Chapter 20. Resource monitoring operations

To ensure that resources remain healthy, you can add a monitoring operation to a resource’s definition. If you do not specify a monitoring operation for a resource, by default the pcs command will create a monitoring operation, with an interval that is determined by the resource agent. If the resource agent does not provide a default monitoring interval, the pcs command will create a monitoring operation with an interval of 60 seconds.

The following table summarizes the properties of a resource monitoring operation.

Table 20.1. Properties of an Operation

FieldDescription

id

Unique name for the action. The system assigns this when you configure an operation.

name

The action to perform. Common values: monitor, start, stop

interval

If set to a nonzero value, a recurring operation is created that repeats at this frequency, in seconds. A nonzero value makes sense only when the action name is set to monitor. A recurring monitor action will be executed immediately after a resource start completes, and subsequent monitor actions are scheduled starting at the time the previous monitor action completed. For example, if a monitor action with interval=20s is executed at 01:00:00, the next monitor action does not occur at 01:00:20, but at 20 seconds after the first monitor action completes.

If set to zero, which is the default value, this parameter allows you to provide values to be used for operations created by the cluster. For example, if the interval is set to zero, the name of the operation is set to start, and the timeout value is set to 40, then Pacemaker will use a timeout of 40 seconds when starting this resource. A monitor operation with a zero interval allows you to set the timeout/on-fail/enabled values for the probes that Pacemaker does at startup to get the current status of all resources when the defaults are not desirable.

timeout

If the operation does not complete in the amount of time set by this parameter, abort the operation and consider it failed. The default value is the value of timeout if set with the pcs resource op defaults command, or 20 seconds if it is not set. If you find that your system includes a resource that requires more time than the system allows to perform an operation (such as start, stop, or monitor), investigate the cause and if the lengthy execution time is expected you can increase this value.

The timeout value is not a delay of any kind, nor does the cluster wait the entire timeout period if the operation returns before the timeout period has completed.

on-fail

The action to take if this action ever fails. Allowed values:

* ignore - Pretend the resource did not fail

* block - Do not perform any further operations on the resource

* stop - Stop the resource and do not start it elsewhere

* restart - Stop the resource and start it again (possibly on a different node)
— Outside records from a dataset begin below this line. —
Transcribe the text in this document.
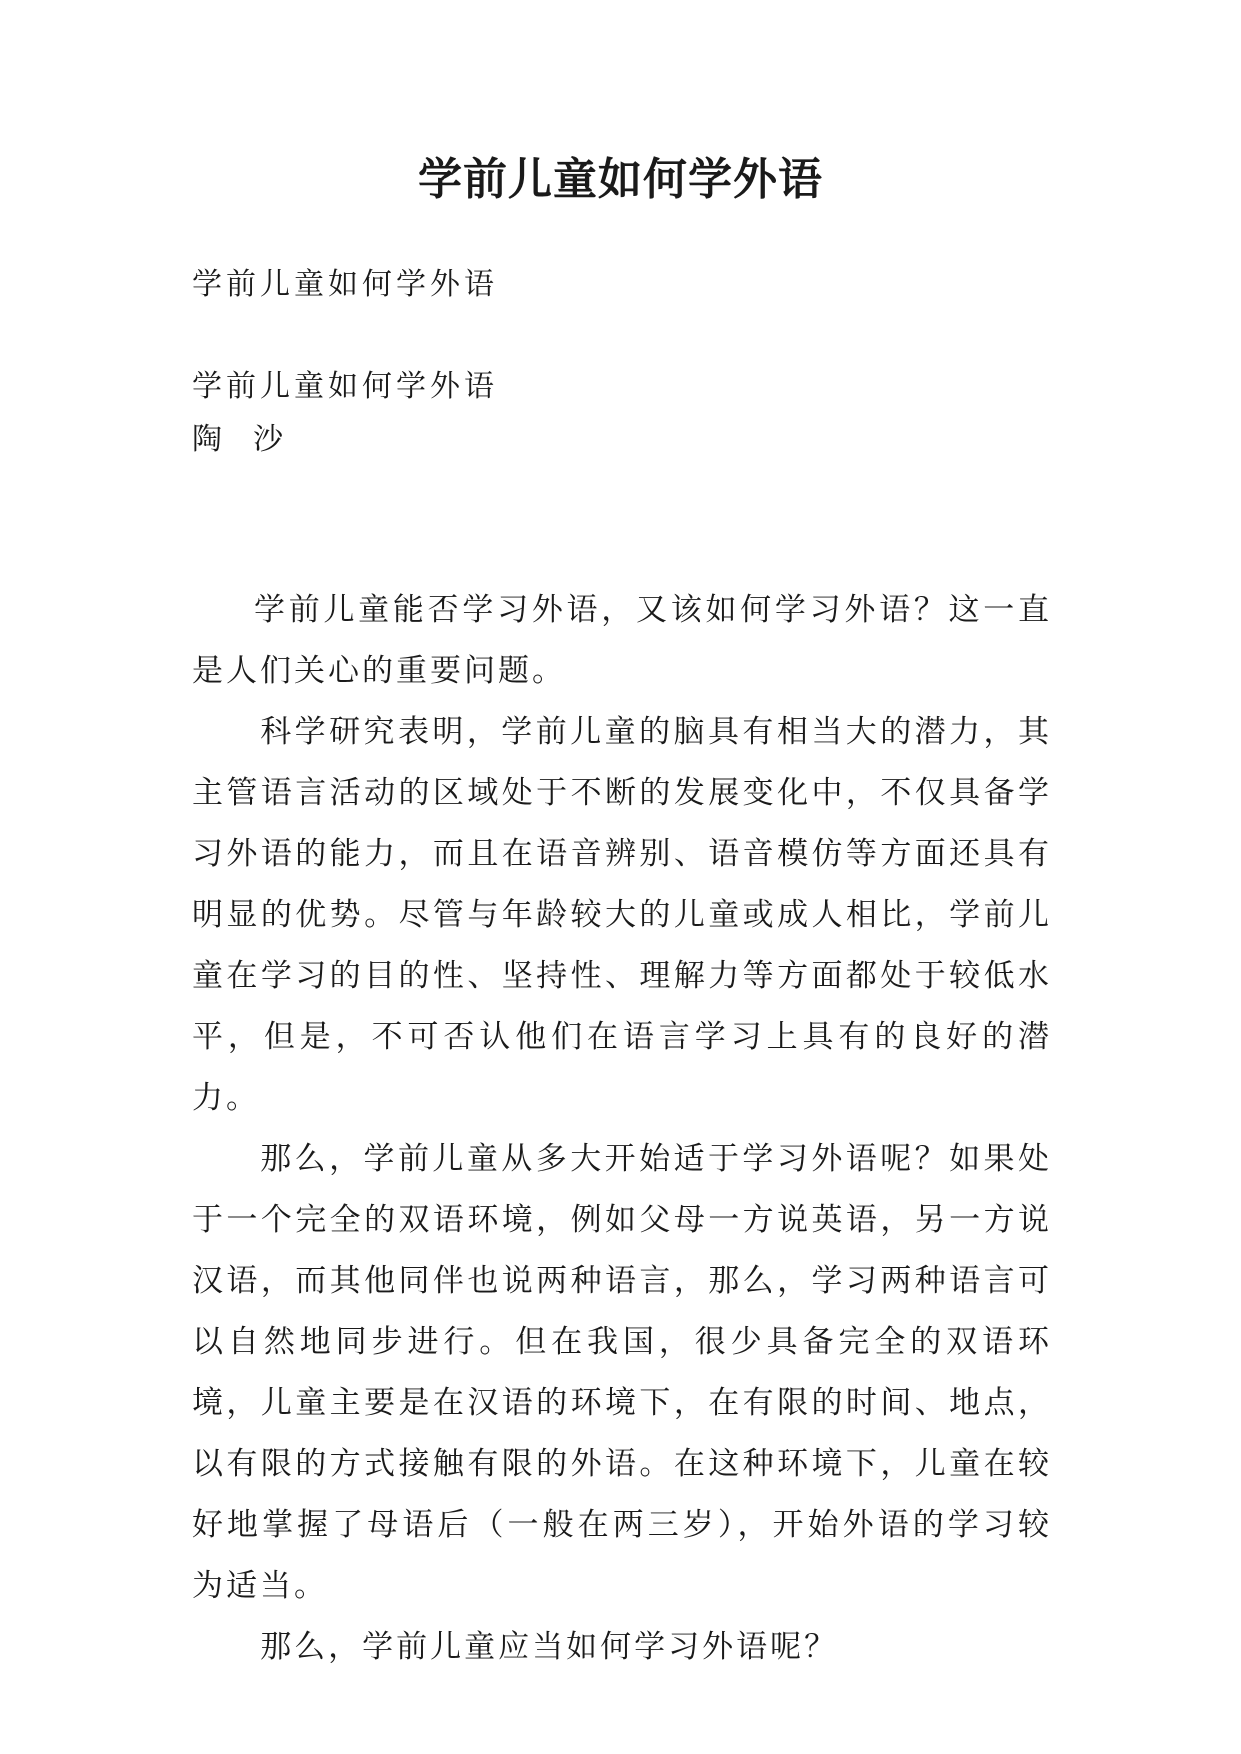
学前儿童如何学外语
学前儿童如何学外语
学前儿童如何学外语
陶  沙

学前儿童能否学习外语，又该如何学习外语？这一直是人们关心的重要问题。

科学研究表明，学前儿童的脑具有相当大的潜力，其主管语言活动的区域处于不断的发展变化中，不仅具备学习外语的能力，而且在语音辨别、语音模仿等方面还具有明显的优势。尽管与年龄较大的儿童或成人相比，学前儿童在学习的目的性、坚持性、理解力等方面都处于较低水平，但是，不可否认他们在语言学习上具有的良好的潜力。

那么，学前儿童从多大开始适于学习外语呢？如果处于一个完全的双语环境，例如父母一方说英语，另一方说汉语，而其他同伴也说两种语言，那么，学习两种语言可以自然地同步进行。但在我国，很少具备完全的双语环境，儿童主要是在汉语的环境下，在有限的时间、地点，以有限的方式接触有限的外语。在这种环境下，儿童在较好地掌握了母语后（一般在两三岁），开始外语的学习较为适当。

那么，学前儿童应当如何学习外语呢？
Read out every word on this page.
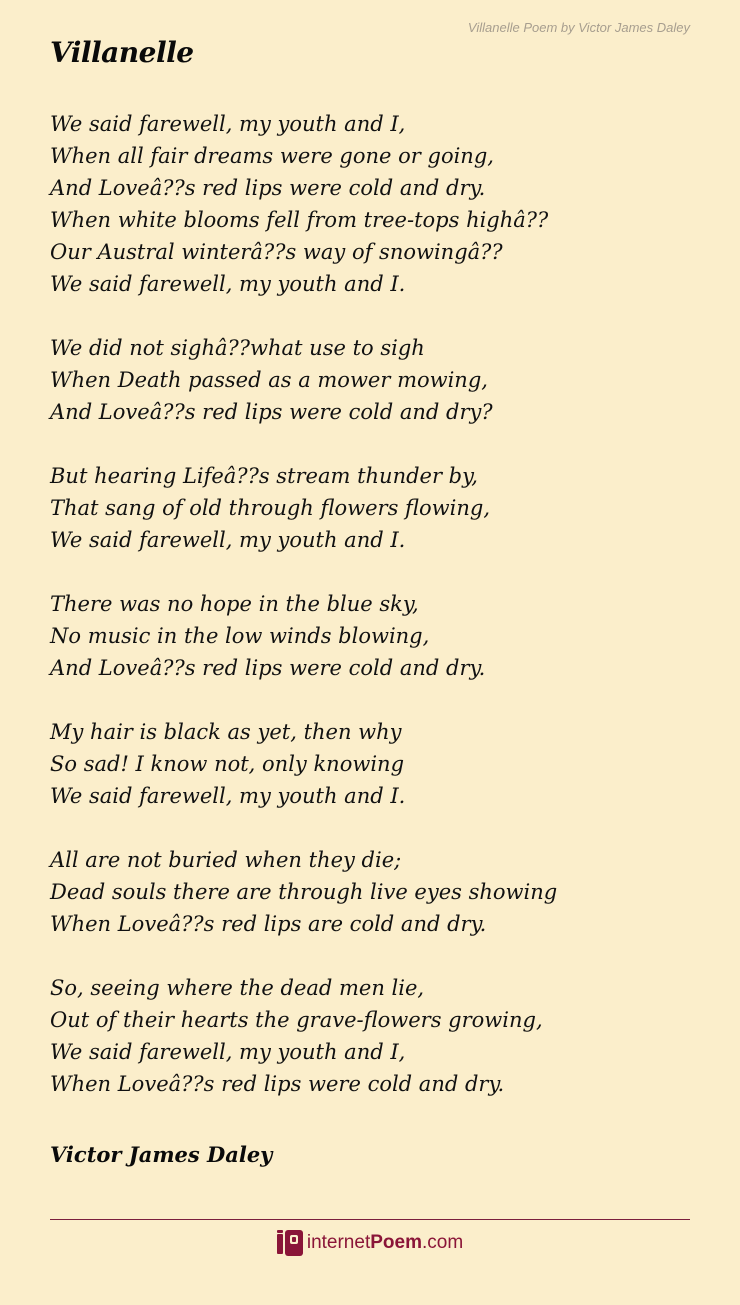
Villanelle Poem by Victor James Daley
Villanelle
We said farewell, my youth and I,
When all fair dreams were gone or going,
And Loveâ??s red lips were cold and dry.
When white blooms fell from tree-tops highâ??
Our Austral winterâ??s way of snowingâ??
We said farewell, my youth and I.
We did not sighâ??what use to sigh
When Death passed as a mower mowing,
And Loveâ??s red lips were cold and dry?
But hearing Lifeâ??s stream thunder by,
That sang of old through flowers flowing,
We said farewell, my youth and I.
There was no hope in the blue sky,
No music in the low winds blowing,
And Loveâ??s red lips were cold and dry.
My hair is black as yet, then why
So sad! I know not, only knowing
We said farewell, my youth and I.
All are not buried when they die;
Dead souls there are through live eyes showing
When Loveâ??s red lips are cold and dry.
So, seeing where the dead men lie,
Out of their hearts the grave-flowers growing,
We said farewell, my youth and I,
When Loveâ??s red lips were cold and dry.
Victor James Daley
internet Poem .com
* fence - STONITH the node on which the resource failed

* standby - Move all resources away from the node on which the resource failed

* migrate - Migrate resource to another node, if possible. This is the equivalent of setting the migration-threshold resource meta option to 1.

* demote - When a promote action fails for the resource, the resource will be demoted but will not be fully stopped. When a monitor action fails for a resource, if interval is set to a nonzero value and role is set to Promoted the resource will be demoted but will not be fully stopped.
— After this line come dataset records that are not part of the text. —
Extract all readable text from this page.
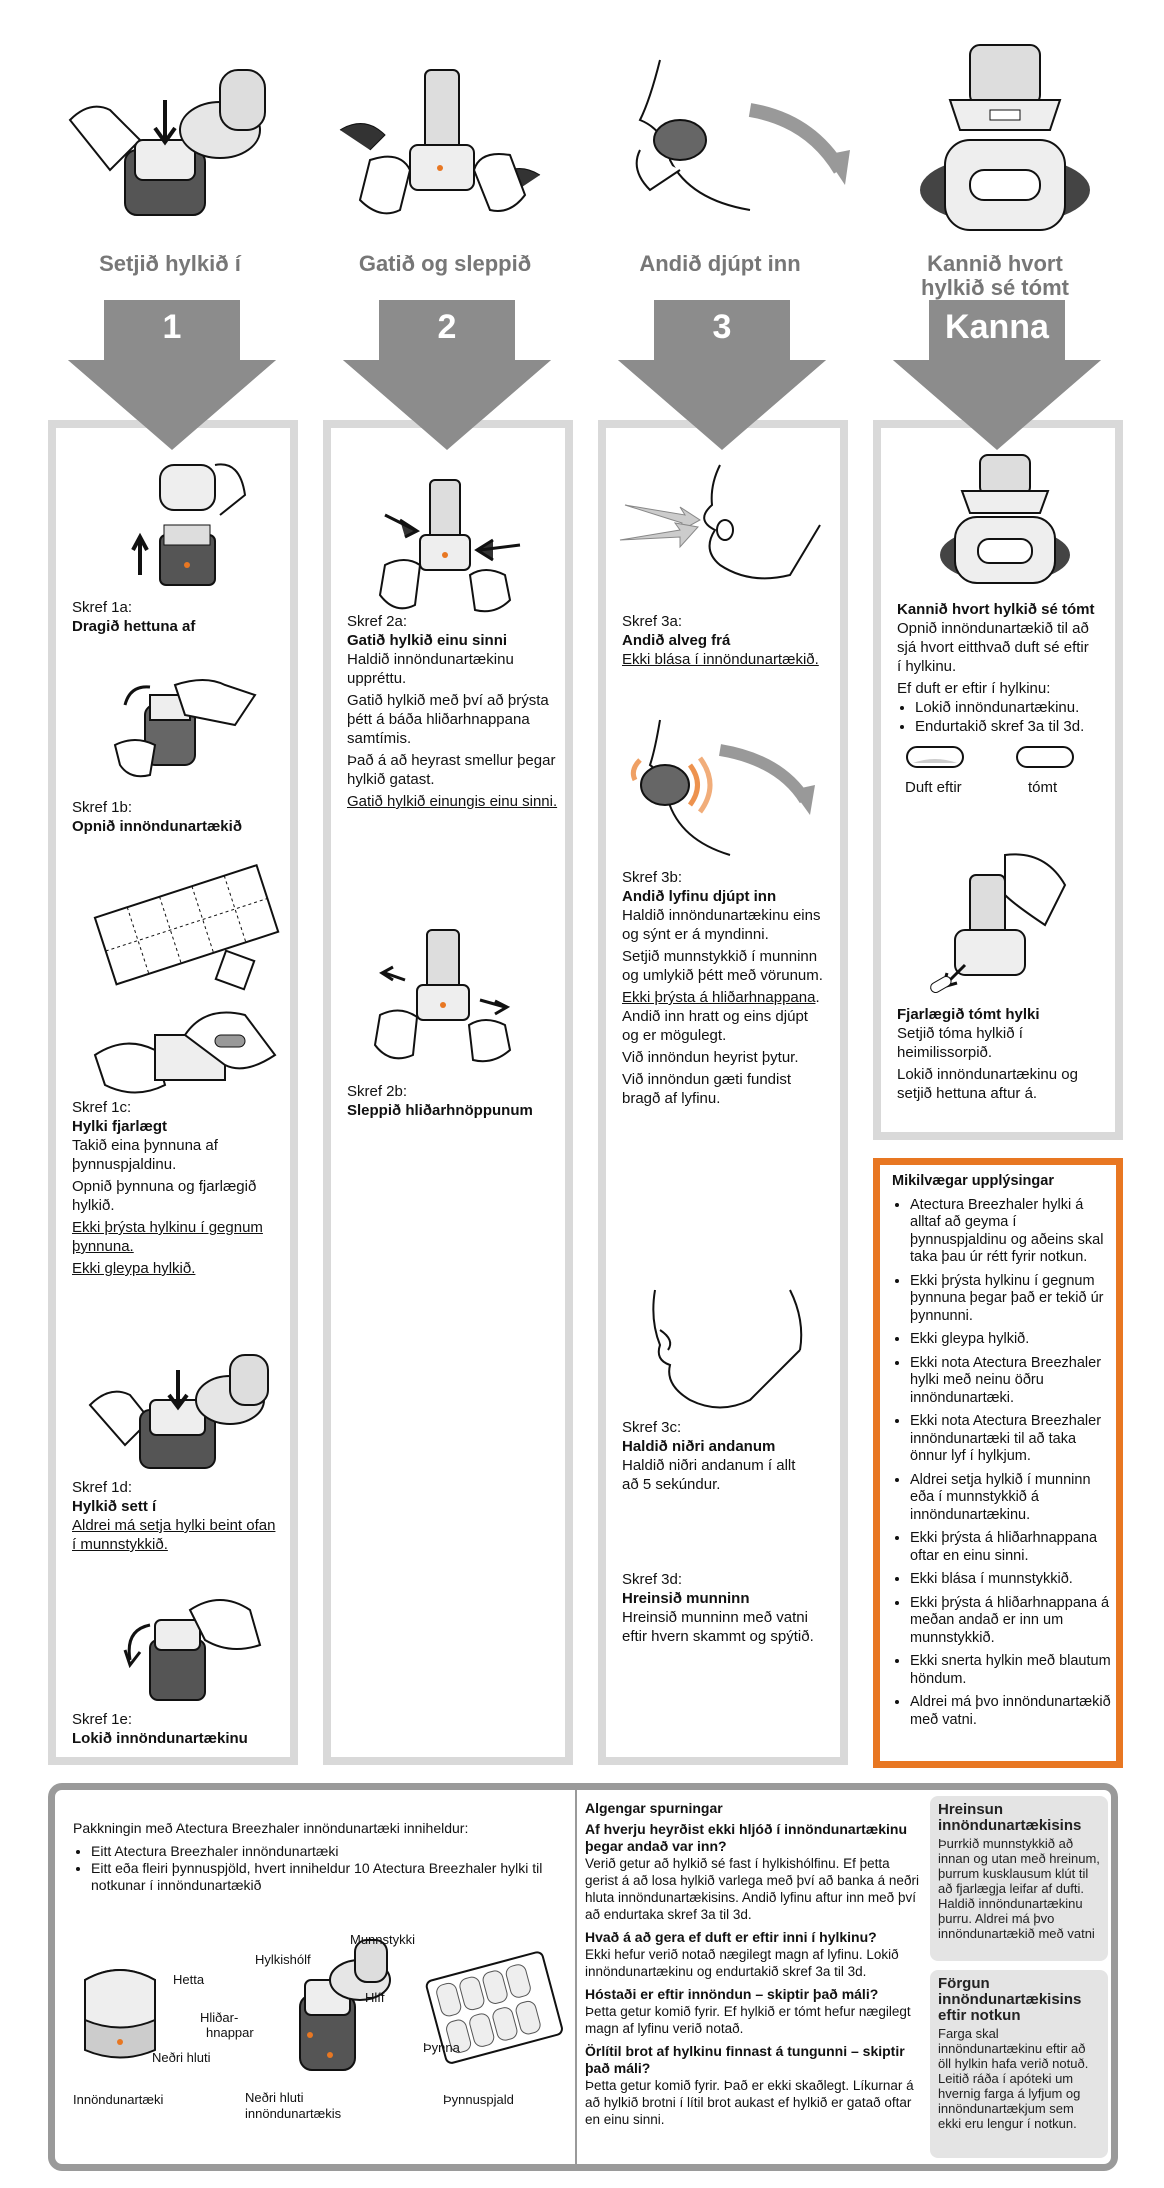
Setjið hylkið í	Gatið og sleppið	Andið djúpt inn	Kannið hvort
hylkið sé tómt
1	2	3	Kanna
Skref 1a:
Dragið hettuna af
Skref 1b:
Opnið innöndunartækið
Skref 1c:
Hylki fjarlægt
Takið eina þynnuna af
þynnuspjaldinu.
Opnið þynnuna og fjarlægið
hylkið.
Ekki þrýsta hylkinu í gegnum
þynnuna.
Ekki gleypa hylkið.
Skref 1d:
Hylkið sett í
Aldrei má setja hylki beint ofan
í munnstykkið.
Skref 1e:
Lokið innöndunartækinu
Skref 2a:
Gatið hylkið einu sinni
Haldið innöndunartækinu
uppréttu.
Gatið hylkið með því að þrýsta
þétt á báða hliðarhnappana
samtímis.
Það á að heyrast smellur þegar
hylkið gatast.
Gatið hylkið einungis einu sinni.
Skref 2b:
Sleppið hliðarhnöppunum
Skref 3a:
Andið alveg frá
Ekki blása í innöndunartækið.
Skref 3b:
Andið lyfinu djúpt inn
Haldið innöndunartækinu eins
og sýnt er á myndinni.
Setjið munnstykkið í munninn
og umlykið þétt með vörunum.
Ekki þrýsta á hliðarhnappana.
Andið inn hratt og eins djúpt
og er mögulegt.
Við innöndun heyrist þytur.
Við innöndun gæti fundist
bragð af lyfinu.
Skref 3c:
Haldið niðri andanum
Haldið niðri andanum í allt
að 5 sekúndur.
Skref 3d:
Hreinsið munninn
Hreinsið munninn með vatni
eftir hvern skammt og spýtið.
Kannið hvort hylkið sé tómt
Opnið innöndunartækið til að
sjá hvort eitthvað duft sé eftir
í hylkinu.
Ef duft er eftir í hylkinu:
• Lokið innöndunartækinu.
• Endurtakið skref 3a til 3d.
Duft eftir	tómt
Fjarlægið tómt hylki
Setjið tóma hylkið í
heimilissorpið.
Lokið innöndunartækinu og
setjið hettuna aftur á.
Mikilvægar upplýsingar
• Atectura Breezhaler hylki á alltaf að geyma í þynnuspjaldinu og aðeins skal taka þau úr rétt fyrir notkun.
• Ekki þrýsta hylkinu í gegnum þynnuna þegar það er tekið úr þynnunni.
• Ekki gleypa hylkið.
• Ekki nota Atectura Breezhaler hylki með neinu öðru innöndunartæki.
• Ekki nota Atectura Breezhaler innöndunartæki til að taka önnur lyf í hylkjum.
• Aldrei setja hylkið í munninn eða í munnstykkið á innöndunartækinu.
• Ekki þrýsta á hliðarhnappana oftar en einu sinni.
• Ekki blása í munnstykkið.
• Ekki þrýsta á hliðarhnappana á meðan andað er inn um munnstykkið.
• Ekki snerta hylkin með blautum höndum.
• Aldrei má þvo innöndunartækið með vatni.
Pakkningin með Atectura Breezhaler innöndunartæki inniheldur:
• Eitt Atectura Breezhaler innöndunartæki
• Eitt eða fleiri þynnuspjöld, hvert inniheldur 10 Atectura Breezhaler hylki til notkunar í innöndunartækið
Hetta
Neðri hluti
Innöndunartæki
Hylkishólf
Munnstykki
Hlíf
Hliðar-
hnappar
Neðri hluti
innöndunartækis
Þynna
Þynnuspjald
Algengar spurningar

Af hverju heyrðist ekki hljóð í innöndunartækinu þegar andað var inn?
Verið getur að hylkið sé fast í hylkishólfinu. Ef þetta gerist á að losa hylkið varlega með því að banka á neðri hluta innöndunartækisins. Andið lyfinu aftur inn með því að endurtaka skref 3a til 3d.

Hvað á að gera ef duft er eftir inni í hylkinu?
Ekki hefur verið notað nægilegt magn af lyfinu. Lokið innöndunartækinu og endurtakið skref 3a til 3d.

Hóstaði er eftir innöndun – skiptir það máli?
Þetta getur komið fyrir. Ef hylkið er tómt hefur nægilegt magn af lyfinu verið notað.

Örlítil brot af hylkinu finnast á tungunni – skiptir það máli?
Þetta getur komið fyrir. Það er ekki skaðlegt. Líkurnar á að hylkið brotni í lítil brot aukast ef hylkið er gatað oftar en einu sinni.

Hreinsun innöndunartækisins
Þurrkið munnstykkið að innan og utan með hreinum, þurrum kusklausum klút til að fjarlægja leifar af dufti. Haldið innöndunartækinu þurru. Aldrei má þvo innöndunartækið með vatni
Förgun innöndunartækisins eftir notkun
Farga skal innöndunartækinu eftir að öll hylkin hafa verið notuð. Leitið ráða í apóteki um hvernig farga á lyfjum og innöndunartækjum sem ekki eru lengur í notkun.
The default for the stop operation is fence when STONITH is enabled and block otherwise. All other operations default to restart.

enabled

If false, the operation is treated as if it does not exist. Allowed values: true, false

20.1. Configuring resource monitoring operations

You can configure monitoring operations when you create a resource, using the following command.

pcs resource create resource_id standard:provider:type|type [resource_options] [op operation_action operation_options [operation_type operation_options]...]

For example, the following command creates an IPaddr2 resource with a monitoring operation. The new resource is called VirtualIP with an IP address of 192.168.0.99 and a netmask of 24 on eth2. A monitoring operation will be performed every 30 seconds.

# pcs resource create VirtualIP ocf:heartbeat:IPaddr2 ip=192.168.0.99 cidr_netmask=24 nic=eth2 op monitor interval=30s

Alternately, you can add a monitoring operation to an existing resource with the following command.

pcs resource op add resource_id operation_action [operation_properties]

Use the following command to delete a configured resource operation.

pcs resource op remove resource_id operation_name operation_properties
Note

You must specify the exact operation properties to properly remove an existing operation.

To change the values of a monitoring option, you can update the resource. For example, you can create a VirtualIP with the following command.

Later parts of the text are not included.